The IMF, along with the European Union and European Central Bank makes up the EU-IMF-ECB Troika that is putting up the money. The report resurrects the idea that Greece will yet have to impose losses on the lenders the same it did when it hit private investors with 74 percent cuts in their bond holdings two years ago.
In a report discussed by the IMF board this week and released on July 31, the fund’s staff said 4.4 billion euros ($5.84 billion) of financing has yet to be identified next year under the rescue package it finances with the Eurozone. If Greece walks away from some of its public debt, the bill will have to be picked up by the taxpayers in the 16 other Eurozone countries.
In addition, a December commitment by Europeans to provide further debt relief for Greece may require agreeing to measures as early as 2014-2015, provided Greece meets its budget targets, the IMF staff said.
“If investors are not persuaded that the policy for dealing with the debt problem is credible, investment and growth will be unlikely to recover as programmed,” according to the report. “The commitment of Greece’s European partners to provide debt relief as needed to keep debt on the programmed path remains, therefore, a critical part of the program.”
The IMF’s reminder to Europe comes as Greece’s financial fate has become entwined with German politics, with Chancellor Angela Merkel campaigning for a third term on the promise Germany won’t write off any of the loans made to Greece since the debt crisis broke out almost four years ago. Most of Greece’s debt is now held by the Europeans and the IMF after investors took part in the biggest debt restructuring in history last year.
Under the December agreement, the target is for Greek debt to fall to 124 percent of Gross Domestic Product in 2020, from a peak the fund now sees at 176 percent of GDP this year, but none of the previous targets have even been close to being met and are constantly revised.
“It’s not possible to speculate right now on what the actual amount will be, but it’s true our projection right now implies that there will be a need for some relief in order to get to 124 percent,” Poul Thomsen, the IMF mission chief to Greece, said, raising the specter that the lenders may yet have to give in and write off more of Greece’s debt which has been in a freefall for years.
According to the report, that relief could be equivalent to 4 percent of GDP in 2014-15, based on current projections.

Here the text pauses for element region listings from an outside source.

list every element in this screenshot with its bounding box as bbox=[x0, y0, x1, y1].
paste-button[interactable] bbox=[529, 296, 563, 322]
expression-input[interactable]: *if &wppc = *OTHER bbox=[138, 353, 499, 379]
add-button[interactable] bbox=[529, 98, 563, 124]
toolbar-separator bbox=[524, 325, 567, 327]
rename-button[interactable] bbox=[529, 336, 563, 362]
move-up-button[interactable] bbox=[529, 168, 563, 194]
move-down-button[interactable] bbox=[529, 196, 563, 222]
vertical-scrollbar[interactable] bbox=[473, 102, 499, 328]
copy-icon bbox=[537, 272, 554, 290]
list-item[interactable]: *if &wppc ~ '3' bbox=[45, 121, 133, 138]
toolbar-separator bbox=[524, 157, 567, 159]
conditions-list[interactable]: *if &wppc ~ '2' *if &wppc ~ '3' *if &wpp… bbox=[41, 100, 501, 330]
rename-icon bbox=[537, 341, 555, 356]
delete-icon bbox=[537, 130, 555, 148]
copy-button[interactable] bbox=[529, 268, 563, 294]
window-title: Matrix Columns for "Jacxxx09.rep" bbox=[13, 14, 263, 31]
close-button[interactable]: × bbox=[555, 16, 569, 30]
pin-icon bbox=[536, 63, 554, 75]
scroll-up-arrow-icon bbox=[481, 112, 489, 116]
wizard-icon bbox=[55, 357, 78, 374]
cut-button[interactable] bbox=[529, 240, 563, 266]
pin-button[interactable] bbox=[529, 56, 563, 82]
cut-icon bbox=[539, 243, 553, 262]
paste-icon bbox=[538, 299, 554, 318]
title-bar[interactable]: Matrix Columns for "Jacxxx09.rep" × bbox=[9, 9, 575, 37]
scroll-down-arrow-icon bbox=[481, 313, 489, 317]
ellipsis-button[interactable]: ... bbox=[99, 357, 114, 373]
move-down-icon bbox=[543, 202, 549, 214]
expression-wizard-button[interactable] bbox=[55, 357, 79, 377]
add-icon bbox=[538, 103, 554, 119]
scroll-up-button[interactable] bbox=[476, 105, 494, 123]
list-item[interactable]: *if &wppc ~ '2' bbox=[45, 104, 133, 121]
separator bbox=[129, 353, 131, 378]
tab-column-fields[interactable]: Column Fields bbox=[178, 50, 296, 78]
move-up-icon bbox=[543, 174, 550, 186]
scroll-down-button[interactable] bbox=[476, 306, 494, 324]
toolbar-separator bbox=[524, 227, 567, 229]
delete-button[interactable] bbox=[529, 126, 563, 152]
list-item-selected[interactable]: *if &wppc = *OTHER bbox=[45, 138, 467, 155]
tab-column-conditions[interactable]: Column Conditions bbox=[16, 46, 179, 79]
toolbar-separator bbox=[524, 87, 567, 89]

While budget tightening is advancing and the fund sees Greece’s economy returning to growth next year, IMF staff expressed worries about the “piecemeal implementation of structural reforms” in the country. A privatization program is behind schedule as is progress in liberalizing regulated professions, they said.
The fund’s board of directors earlier this week approved the release of 1.7 billion euros ($2.25 billion) under the second joint bailout with Europe, helping replenish the country’s coffers through the German elections in September. European creditor countries approved disbursement of a 2.5 billion-euro ($3.32 billion) installment last week.
The fund requires seeing a 12-month guarantee of Greece’s financing to continue its own lending. While that’s the case now, a gap will open in August 2014 and a response on how to fill it should be identified by the time Greece’s creditors do the next review of the program, according to the report.
“Awareness of the risks of the program going off track seems to be increasing and one cannot but notice an undertone of despair in staff’s repeated calls on the Greek and the euro-area authorities to stand by their commitments,” Paulo Nogueira Batista, who represents Brazil and 10 other countries on the IMF board, said in a statement prepared for the meeting. He said he abstained on the proposed measures this week, including the disbursement.
Poul Thomsen, the IMF’s mission chief in Greece, said he was confident the recession would end soon and that Eurozone countries would make good on their pledge to provide Greece with additional debt relief after Athens balances its state budget.
“I have no doubt we will see a bottoming out of recession next year, early next year. I am still confident,” Thomsen said. The IMF also predicted the bailout program would fall short of Greece’s needs by 4.4 billion euros ($5.84 billion) next year and by 6.5 billion euros ($8.63 billion) in 2015.
The IMF — describing the expected shortfall as a “test of European support” — said that finance ministers from the 17 euro countries have already begun discussions on plugging financing gaps.
The Greek government, meanwhile, said it was finalizing a credit system for its new transfer-and-firing mobility scheme in the public sector — taking qualifications, work assessment and experience, as well as family status and other “social factors” into account — to meet its target of firing 15,000 workers on the state payroll by the end of next year.